The long-term solution is flesh. Unlike electronics, flesh can be grown inside your body, avoiding the need for surgery. It’s self-correcting, self-repairing, and self-renewing in a way that electronics aren’t. And there isn’t an easy way to hack somebody else’s genes – at least, not yet. For the same reason, we do need a way to remotely reset your biological pacemaker if it runs out of control. That’s where the aforementioned drug comes in. But if you’re in the pacemaker market, you had that problem already.
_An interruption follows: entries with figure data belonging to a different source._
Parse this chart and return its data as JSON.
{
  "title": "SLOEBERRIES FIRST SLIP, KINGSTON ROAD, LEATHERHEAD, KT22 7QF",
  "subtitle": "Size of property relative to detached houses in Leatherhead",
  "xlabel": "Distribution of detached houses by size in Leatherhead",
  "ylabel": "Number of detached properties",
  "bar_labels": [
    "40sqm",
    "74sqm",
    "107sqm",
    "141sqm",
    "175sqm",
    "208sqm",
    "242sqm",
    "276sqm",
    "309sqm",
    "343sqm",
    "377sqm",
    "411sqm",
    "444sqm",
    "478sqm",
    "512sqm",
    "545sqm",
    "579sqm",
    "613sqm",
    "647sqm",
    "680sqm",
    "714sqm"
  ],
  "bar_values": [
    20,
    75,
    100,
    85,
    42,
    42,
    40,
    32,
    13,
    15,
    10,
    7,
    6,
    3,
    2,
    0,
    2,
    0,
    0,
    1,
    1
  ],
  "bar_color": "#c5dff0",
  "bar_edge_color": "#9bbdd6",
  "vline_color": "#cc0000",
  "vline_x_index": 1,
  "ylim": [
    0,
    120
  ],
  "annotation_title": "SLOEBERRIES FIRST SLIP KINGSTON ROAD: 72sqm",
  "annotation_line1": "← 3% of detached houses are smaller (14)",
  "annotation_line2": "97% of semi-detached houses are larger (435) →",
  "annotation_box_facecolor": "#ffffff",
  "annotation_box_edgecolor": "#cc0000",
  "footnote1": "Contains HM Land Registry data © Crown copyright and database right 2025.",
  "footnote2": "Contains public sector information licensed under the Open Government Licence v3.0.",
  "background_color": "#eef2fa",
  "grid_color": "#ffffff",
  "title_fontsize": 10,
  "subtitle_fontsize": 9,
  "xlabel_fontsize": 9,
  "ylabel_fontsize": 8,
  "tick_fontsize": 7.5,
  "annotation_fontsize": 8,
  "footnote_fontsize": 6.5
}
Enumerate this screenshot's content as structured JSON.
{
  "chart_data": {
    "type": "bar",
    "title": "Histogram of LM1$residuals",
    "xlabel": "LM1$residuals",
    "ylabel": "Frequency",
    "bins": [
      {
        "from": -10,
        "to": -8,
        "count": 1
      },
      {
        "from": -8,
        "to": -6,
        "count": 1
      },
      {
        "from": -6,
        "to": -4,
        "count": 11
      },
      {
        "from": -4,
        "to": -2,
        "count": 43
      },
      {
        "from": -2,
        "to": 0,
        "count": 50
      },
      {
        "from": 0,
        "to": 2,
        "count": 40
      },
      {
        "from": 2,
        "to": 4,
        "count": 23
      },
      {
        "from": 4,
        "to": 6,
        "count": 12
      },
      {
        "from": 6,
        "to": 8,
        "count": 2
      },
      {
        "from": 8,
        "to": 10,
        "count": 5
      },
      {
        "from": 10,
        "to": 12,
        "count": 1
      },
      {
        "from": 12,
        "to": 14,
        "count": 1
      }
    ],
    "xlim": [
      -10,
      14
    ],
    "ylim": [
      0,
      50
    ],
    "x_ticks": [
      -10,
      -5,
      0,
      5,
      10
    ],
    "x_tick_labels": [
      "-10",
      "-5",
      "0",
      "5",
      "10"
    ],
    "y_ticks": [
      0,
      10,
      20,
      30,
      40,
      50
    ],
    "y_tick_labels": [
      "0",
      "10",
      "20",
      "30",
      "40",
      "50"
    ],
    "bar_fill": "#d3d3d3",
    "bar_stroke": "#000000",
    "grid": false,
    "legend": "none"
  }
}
Oransky ends with a wonderful quote from Cohen: “Just like Lasik is a better solution than eyeglasses, a biological pacemaker would be a better solution than an electronic one.” Having written about Lasik before, I like the analogy. At the time, I saw Lasik as a potential enhancement of human powers , with athletes boosting their vision beyond 20/20. But as Cohen points out, you can also look at it the other way: Instead of outfitting you with gizmos we’ve come to think of as normal – glasses or contacts – we just fix your flesh. Sometimes the most effective technology is also the most natural.